Чем больше он, в те часы страдальческого уединения и полубреда, которые он провел после своей раны, вдумывался в новое, открытое ему начало вечной любви, тем более он, сам не чувствуя того, отрекался от земной жизни. Всё, всех любить, всегда жертвовать собой для любви, значило никого не любить, значило не жить этою земною жизнию. И чем больше он проникался этим началом любви, тем больше он отрекался от жизни и тем совершеннее уничтожал ту страшную преграду, которая без любви стоит между жизнью и смертью.

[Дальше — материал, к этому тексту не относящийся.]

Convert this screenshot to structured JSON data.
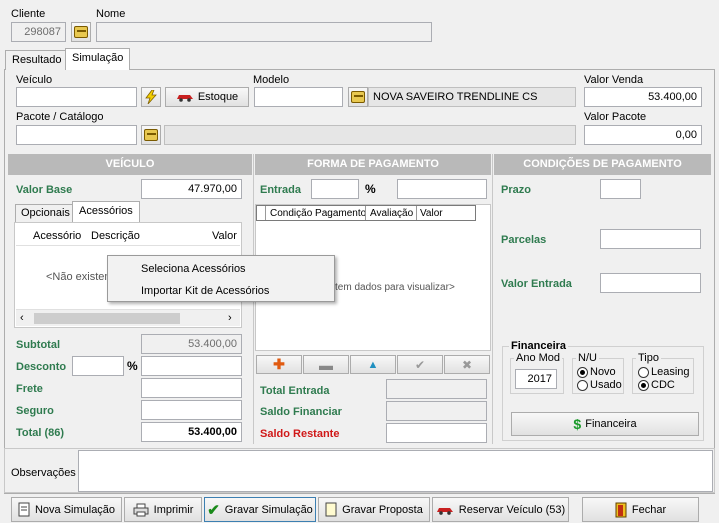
{
  "header": {
    "cliente_label": "Cliente",
    "cliente_value": "298087",
    "nome_label": "Nome",
    "nome_value": ""
  },
  "tabs": [
    {
      "label": "Resultado"
    },
    {
      "label": "Simulação"
    }
  ],
  "veiculo_row": {
    "veiculo_label": "Veículo",
    "veiculo_value": "",
    "estoque_label": "Estoque",
    "modelo_label": "Modelo",
    "modelo_code": "",
    "modelo_desc": "NOVA SAVEIRO TRENDLINE CS",
    "valor_venda_label": "Valor Venda",
    "valor_venda_value": "53.400,00"
  },
  "pacote_row": {
    "pacote_label": "Pacote / Catálogo",
    "pacote_value": "",
    "pacote_desc": "",
    "valor_pacote_label": "Valor Pacote",
    "valor_pacote_value": "0,00"
  },
  "veiculo_section": {
    "title": "VEÍCULO",
    "valor_base_label": "Valor Base",
    "valor_base_value": "47.970,00",
    "subtabs": [
      {
        "label": "Opcionais"
      },
      {
        "label": "Acessórios"
      }
    ],
    "grid_headers": [
      "Acessório",
      "Descrição",
      "Valor"
    ],
    "grid_empty": "<Não existem",
    "subtotal_label": "Subtotal",
    "subtotal_value": "53.400,00",
    "desconto_label": "Desconto",
    "desconto_pct": "",
    "percent_symbol": "%",
    "desconto_value": "",
    "frete_label": "Frete",
    "frete_value": "",
    "seguro_label": "Seguro",
    "seguro_value": "",
    "total_label": "Total (86)",
    "total_value": "53.400,00"
  },
  "context_menu": {
    "items": [
      {
        "label": "Seleciona Acessórios"
      },
      {
        "label": "Importar Kit de Acessórios"
      }
    ]
  },
  "pagamento_section": {
    "title": "FORMA DE PAGAMENTO",
    "entrada_label": "Entrada",
    "entrada_pct": "",
    "percent_symbol": "%",
    "entrada_value": "",
    "grid_headers": [
      "Condição Pagamento",
      "Avaliação",
      "Valor"
    ],
    "grid_empty": "stem dados para visualizar>",
    "total_entrada_label": "Total Entrada",
    "saldo_financiar_label": "Saldo Financiar",
    "saldo_restante_label": "Saldo Restante"
  },
  "condicoes_section": {
    "title": "CONDIÇÕES DE PAGAMENTO",
    "prazo_label": "Prazo",
    "parcelas_label": "Parcelas",
    "valor_entrada_label": "Valor Entrada",
    "financeira_group_label": "Financeira",
    "ano_mod_label": "Ano Mod",
    "ano_mod_value": "2017",
    "nu_label": "N/U",
    "novo_label": "Novo",
    "usado_label": "Usado",
    "nu_selected": "Novo",
    "tipo_label": "Tipo",
    "leasing_label": "Leasing",
    "cdc_label": "CDC",
    "tipo_selected": "CDC",
    "financeira_button": "Financeira"
  },
  "observacoes": {
    "label": "Observações",
    "value": ""
  },
  "footer": {
    "nova_simulacao": "Nova Simulação",
    "imprimir": "Imprimir",
    "gravar_simulacao": "Gravar Simulação",
    "gravar_proposta": "Gravar Proposta",
    "reservar_veiculo": "Reservar Veículo (53)",
    "fechar": "Fechar"
  },
  "colors": {
    "section_header": "#b9b9b9",
    "green_label": "#2f7b4f",
    "red_label": "#d01818",
    "money_icon": "#1a9a2a"
  }
}
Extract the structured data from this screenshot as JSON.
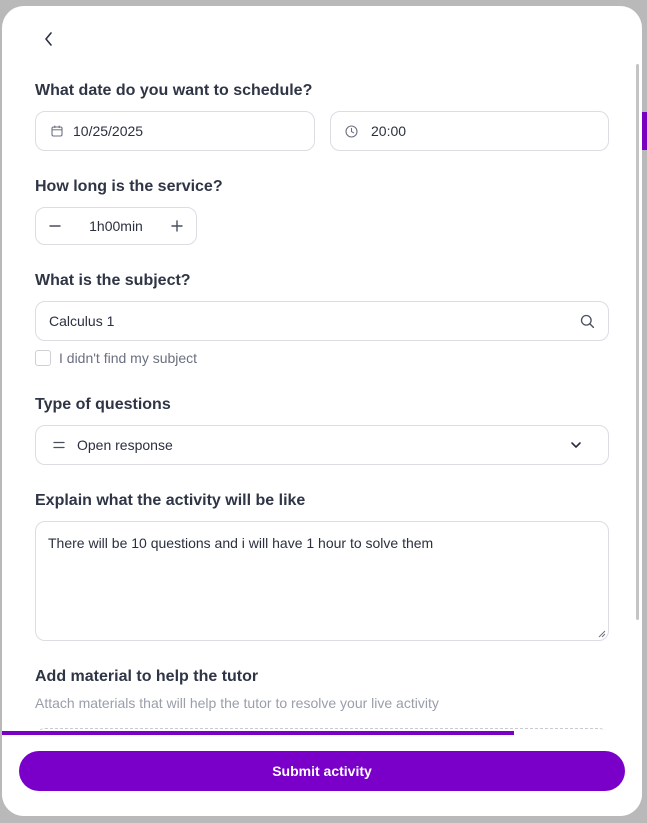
{
  "back": {
    "icon": "chevron-left-icon"
  },
  "schedule": {
    "question": "What date do you want to schedule?",
    "date_value": "10/25/2025",
    "date_icon": "calendar-icon",
    "time_value": "20:00",
    "time_icon": "clock-icon"
  },
  "duration": {
    "question": "How long is the service?",
    "value": "1h00min",
    "decrement_icon": "minus-icon",
    "increment_icon": "plus-icon"
  },
  "subject": {
    "question": "What is the subject?",
    "value": "Calculus 1",
    "search_icon": "search-icon",
    "not_found_label": "I didn't find my subject"
  },
  "question_type": {
    "question": "Type of questions",
    "value": "Open response",
    "icon": "equals-icon",
    "dropdown_icon": "chevron-down-icon"
  },
  "activity": {
    "question": "Explain what the activity will be like",
    "value": "There will be 10 questions and i will have 1 hour to solve them"
  },
  "material": {
    "question": "Add material to help the tutor",
    "subtitle": "Attach materials that will help the tutor to resolve your live activity"
  },
  "progress": {
    "fraction": 0.8
  },
  "submit": {
    "label": "Submit activity"
  },
  "colors": {
    "accent": "#7a00c9",
    "border": "#dcdde3",
    "muted": "#9a9eab"
  }
}
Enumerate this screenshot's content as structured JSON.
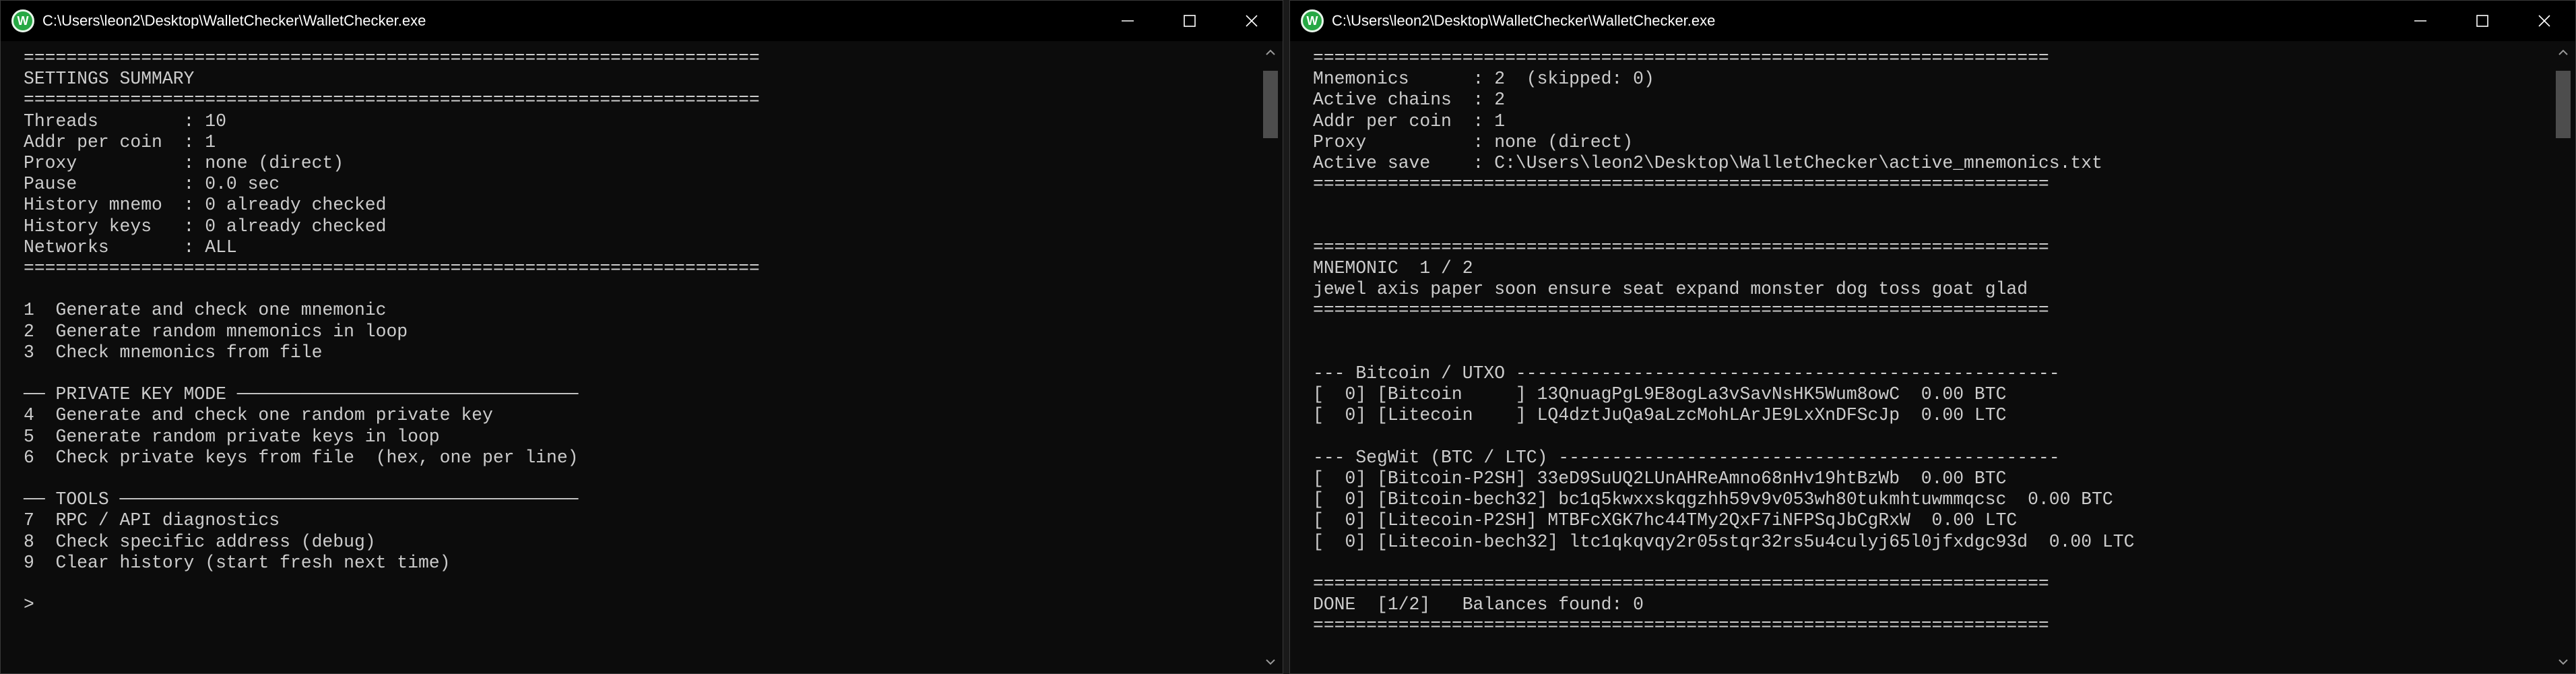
{
  "windows": [
    {
      "title": "C:\\Users\\leon2\\Desktop\\WalletChecker\\WalletChecker.exe",
      "icon": "wallet-app-icon",
      "icon_letter": "W",
      "scroll_position": 0.0,
      "lines": [
        "=====================================================================",
        "SETTINGS SUMMARY",
        "=====================================================================",
        "Threads        : 10",
        "Addr per coin  : 1",
        "Proxy          : none (direct)",
        "Pause          : 0.0 sec",
        "History mnemo  : 0 already checked",
        "History keys   : 0 already checked",
        "Networks       : ALL",
        "=====================================================================",
        "",
        "1  Generate and check one mnemonic",
        "2  Generate random mnemonics in loop",
        "3  Check mnemonics from file",
        "",
        "── PRIVATE KEY MODE ────────────────────────────────",
        "4  Generate and check one random private key",
        "5  Generate random private keys in loop",
        "6  Check private keys from file  (hex, one per line)",
        "",
        "── TOOLS ───────────────────────────────────────────",
        "7  RPC / API diagnostics",
        "8  Check specific address (debug)",
        "9  Clear history (start fresh next time)",
        "",
        ">"
      ]
    },
    {
      "title": "C:\\Users\\leon2\\Desktop\\WalletChecker\\WalletChecker.exe",
      "icon": "wallet-app-icon",
      "icon_letter": "W",
      "scroll_position": 0.0,
      "lines": [
        "=====================================================================",
        "Mnemonics      : 2  (skipped: 0)",
        "Active chains  : 2",
        "Addr per coin  : 1",
        "Proxy          : none (direct)",
        "Active save    : C:\\Users\\leon2\\Desktop\\WalletChecker\\active_mnemonics.txt",
        "=====================================================================",
        "",
        "",
        "=====================================================================",
        "MNEMONIC  1 / 2",
        "jewel axis paper soon ensure seat expand monster dog toss goat glad",
        "=====================================================================",
        "",
        "",
        "--- Bitcoin / UTXO ---------------------------------------------------",
        "[  0] [Bitcoin     ] 13QnuagPgL9E8ogLa3vSavNsHK5Wum8owC  0.00 BTC",
        "[  0] [Litecoin    ] LQ4dztJuQa9aLzcMohLArJE9LxXnDFScJp  0.00 LTC",
        "",
        "--- SegWit (BTC / LTC) -----------------------------------------------",
        "[  0] [Bitcoin-P2SH] 33eD9SuUQ2LUnAHReAmno68nHv19htBzWb  0.00 BTC",
        "[  0] [Bitcoin-bech32] bc1q5kwxxskqgzhh59v9v053wh80tukmhtuwmmqcsc  0.00 BTC",
        "[  0] [Litecoin-P2SH] MTBFcXGK7hc44TMy2QxF7iNFPSqJbCgRxW  0.00 LTC",
        "[  0] [Litecoin-bech32] ltc1qkqvqy2r05stqr32rs5u4culyj65l0jfxdgc93d  0.00 LTC",
        "",
        "=====================================================================",
        "DONE  [1/2]   Balances found: 0",
        "====================================================================="
      ]
    }
  ],
  "controls": {
    "minimize": "minimize-icon",
    "maximize": "maximize-icon",
    "close": "close-icon"
  }
}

Когда он, это первое время, вспоминал о том, что ему надо было умереть, он говорил себе: ну что ж, тем лучше.
Но после той ночи в Мытищах, когда в полубреду перед ним явилась та, которую он желал, и когда он, прижав к своим губам ее руку, заплакал тихими, радостными слезами, любовь к одной женщине незаметно закралась в его сердце и опять привязала его к жизни. И радостные и тревожные мысли стали приходить ему. Вспоминая ту минуту на перевязочном пункте, когда он увидал Курагина, он теперь не мог возвратиться к тому чувству: его мучил вопрос о том, жив ли он? И он не смел спросить этого.